NASHVILLE, Tenn. (WKRN) — For many workers in industries like tourism, retirement plans might not be baked into their employment.

“Some statistics show that about 50% of private sector employees are not offered a retirement savings option through their employment with their employer,” Rep. Charlie Baum (R-Murfreesboro) said.

So Baum filed what he calls the ‘Tennessee Retirement Savings Plan Act.’ If the legislature passes it, it would make it so, ‘a resident of this state employed for compensation in this state with a private employer… is eligible to participate in a defined contribution retirement plan established by the Tennessee Retirement Savings Board.’

Essentially, what that means is employees who don’t have a retirement savings plan – like a 401k – through their employer, now have the chance to have one through the state.

“It offers the state of Tennessee and our Tennesseans huge potential benefits, really at a minimal cost to the state,” Baum said.

It’s a bill that would seemingly have bipartisan support.

“Helping working families save for retirement is a noble effort,” Rep. John Ray Clemmons (D-Nashville) said. “I think we can evaluate or look at different ways to possibly facilitate that.”

Though Clemmons, the Democratic Caucus Chairman, did bash Republicans for what he calls inconsistent messaging.

“It sounds a lot like big government being pushed by Republicans, yet again,” he said. “This is the type of governmental program that I’ve heard my friends across the aisle completely blast, over the years, as big government.”
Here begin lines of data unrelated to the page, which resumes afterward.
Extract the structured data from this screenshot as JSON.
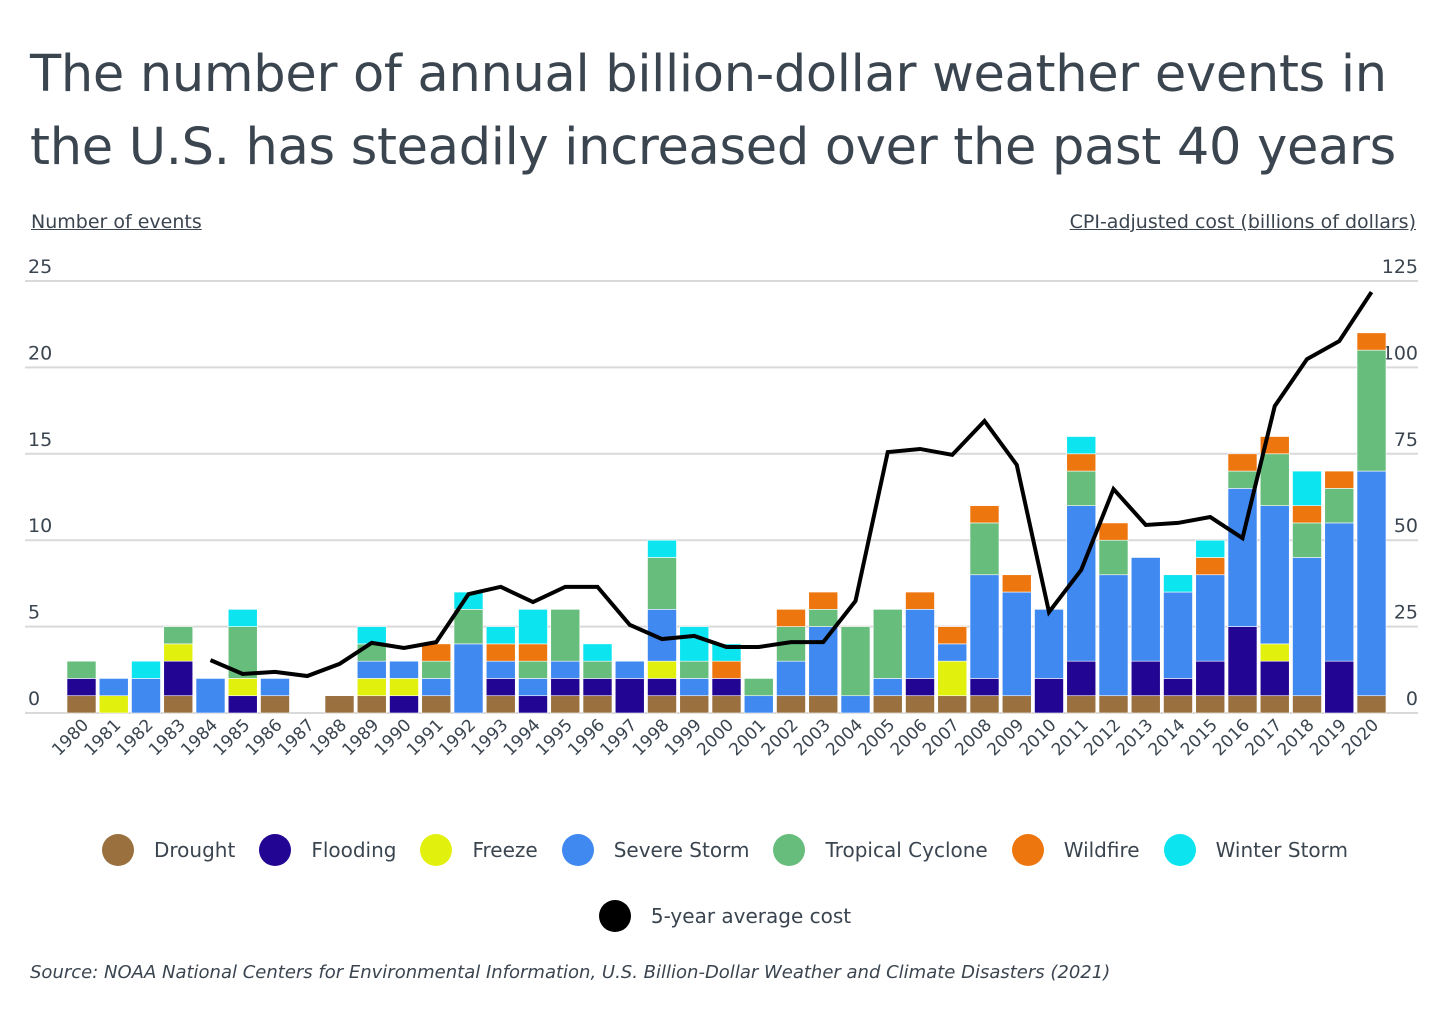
{
  "title": "The number of annual billion-dollar weather events in the U.S. has steadily increased over the past 40 years",
  "source": "Source: NOAA National Centers for Environmental Information, U.S. Billion-Dollar Weather and Climate Disasters (2021)",
  "chart_data": {
    "type": "bar",
    "stacked": true,
    "title": "The number of annual billion-dollar weather events in the U.S. has steadily increased over the past 40 years",
    "ylabel": "Number of events",
    "y2label": "CPI-adjusted cost (billions of dollars)",
    "xlabel": "",
    "ylim": [
      0,
      25
    ],
    "y2lim": [
      0,
      125
    ],
    "yticks": [
      0,
      5,
      10,
      15,
      20,
      25
    ],
    "y2ticks": [
      0,
      25,
      50,
      75,
      100,
      125
    ],
    "grid": true,
    "legend_position": "bottom",
    "categories": [
      "1980",
      "1981",
      "1982",
      "1983",
      "1984",
      "1985",
      "1986",
      "1987",
      "1988",
      "1989",
      "1990",
      "1991",
      "1992",
      "1993",
      "1994",
      "1995",
      "1996",
      "1997",
      "1998",
      "1999",
      "2000",
      "2001",
      "2002",
      "2003",
      "2004",
      "2005",
      "2006",
      "2007",
      "2008",
      "2009",
      "2010",
      "2011",
      "2012",
      "2013",
      "2014",
      "2015",
      "2016",
      "2017",
      "2018",
      "2019",
      "2020"
    ],
    "series": [
      {
        "name": "Drought",
        "color": "#9a703e",
        "values": [
          1,
          0,
          0,
          1,
          0,
          0,
          1,
          0,
          1,
          1,
          0,
          1,
          0,
          1,
          0,
          1,
          1,
          0,
          1,
          1,
          1,
          0,
          1,
          1,
          0,
          1,
          1,
          1,
          1,
          1,
          0,
          1,
          1,
          1,
          1,
          1,
          1,
          1,
          1,
          0,
          1
        ]
      },
      {
        "name": "Flooding",
        "color": "#230594",
        "values": [
          1,
          0,
          0,
          2,
          0,
          1,
          0,
          0,
          0,
          0,
          1,
          0,
          0,
          1,
          1,
          1,
          1,
          2,
          1,
          0,
          1,
          0,
          0,
          0,
          0,
          0,
          1,
          0,
          1,
          0,
          2,
          2,
          0,
          2,
          1,
          2,
          4,
          2,
          0,
          3,
          0
        ]
      },
      {
        "name": "Freeze",
        "color": "#e2f00e",
        "values": [
          0,
          1,
          0,
          1,
          0,
          1,
          0,
          0,
          0,
          1,
          1,
          0,
          0,
          0,
          0,
          0,
          0,
          0,
          1,
          0,
          0,
          0,
          0,
          0,
          0,
          0,
          0,
          2,
          0,
          0,
          0,
          0,
          0,
          0,
          0,
          0,
          0,
          1,
          0,
          0,
          0
        ]
      },
      {
        "name": "Severe Storm",
        "color": "#4089f1",
        "values": [
          0,
          1,
          2,
          0,
          2,
          0,
          1,
          0,
          0,
          1,
          1,
          1,
          4,
          1,
          1,
          1,
          0,
          1,
          3,
          1,
          0,
          1,
          2,
          4,
          1,
          1,
          4,
          1,
          6,
          6,
          4,
          9,
          7,
          6,
          5,
          5,
          8,
          8,
          8,
          8,
          13
        ]
      },
      {
        "name": "Tropical Cyclone",
        "color": "#67bd7c",
        "values": [
          1,
          0,
          0,
          1,
          0,
          3,
          0,
          0,
          0,
          1,
          0,
          1,
          2,
          0,
          1,
          3,
          1,
          0,
          3,
          1,
          0,
          1,
          2,
          1,
          4,
          4,
          0,
          0,
          3,
          0,
          0,
          2,
          2,
          0,
          0,
          0,
          1,
          3,
          2,
          2,
          7
        ]
      },
      {
        "name": "Wildfire",
        "color": "#ee760f",
        "values": [
          0,
          0,
          0,
          0,
          0,
          0,
          0,
          0,
          0,
          0,
          0,
          1,
          0,
          1,
          1,
          0,
          0,
          0,
          0,
          0,
          1,
          0,
          1,
          1,
          0,
          0,
          1,
          1,
          1,
          1,
          0,
          1,
          1,
          0,
          0,
          1,
          1,
          1,
          1,
          1,
          1
        ]
      },
      {
        "name": "Winter Storm",
        "color": "#0ce4ef",
        "values": [
          0,
          0,
          1,
          0,
          0,
          1,
          0,
          0,
          0,
          1,
          0,
          0,
          1,
          1,
          2,
          0,
          1,
          0,
          1,
          2,
          1,
          0,
          0,
          0,
          0,
          0,
          0,
          0,
          0,
          0,
          0,
          1,
          0,
          0,
          1,
          1,
          0,
          0,
          2,
          0,
          0
        ]
      }
    ],
    "totals": [
      3,
      2,
      3,
      5,
      2,
      6,
      2,
      0,
      1,
      5,
      3,
      4,
      7,
      5,
      6,
      6,
      4,
      3,
      10,
      5,
      4,
      2,
      6,
      7,
      5,
      6,
      7,
      5,
      12,
      8,
      6,
      16,
      11,
      9,
      8,
      10,
      15,
      16,
      14,
      14,
      22
    ],
    "line_series": {
      "name": "5-year average cost",
      "color": "#000000",
      "axis": "right",
      "x": [
        "1984",
        "1985",
        "1986",
        "1987",
        "1988",
        "1989",
        "1990",
        "1991",
        "1992",
        "1993",
        "1994",
        "1995",
        "1996",
        "1997",
        "1998",
        "1999",
        "2000",
        "2001",
        "2002",
        "2003",
        "2004",
        "2005",
        "2006",
        "2007",
        "2008",
        "2009",
        "2010",
        "2011",
        "2012",
        "2013",
        "2014",
        "2015",
        "2016",
        "2017",
        "2018",
        "2019",
        "2020"
      ],
      "values": [
        15.3,
        11.3,
        11.9,
        10.7,
        14.2,
        20.3,
        18.8,
        20.5,
        34.4,
        36.5,
        32.1,
        36.5,
        36.5,
        25.5,
        21.4,
        22.3,
        19.1,
        19.1,
        20.5,
        20.5,
        32.4,
        75.5,
        76.4,
        74.7,
        84.5,
        71.8,
        29.2,
        41.4,
        64.8,
        54.4,
        55.0,
        56.7,
        50.6,
        88.8,
        102.4,
        107.6,
        121.8
      ]
    }
  },
  "legend": {
    "items": [
      {
        "label": "Drought",
        "color": "#9a703e"
      },
      {
        "label": "Flooding",
        "color": "#230594"
      },
      {
        "label": "Freeze",
        "color": "#e2f00e"
      },
      {
        "label": "Severe Storm",
        "color": "#4089f1"
      },
      {
        "label": "Tropical Cyclone",
        "color": "#67bd7c"
      },
      {
        "label": "Wildfire",
        "color": "#ee760f"
      },
      {
        "label": "Winter Storm",
        "color": "#0ce4ef"
      }
    ],
    "line_item": {
      "label": "5-year average cost",
      "color": "#000000"
    }
  }
}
Baum actually somewhat shared that sentiment. He said he’s filed a similar bill before and most of the opposition came from his Republican colleagues.

“Any time a new plan like this is proposed, there’s naturally going to be some people who are concerned about cost to the government,” Baum said.

He argued the cost is less than a percent of what’s already budgeted for public sector employees.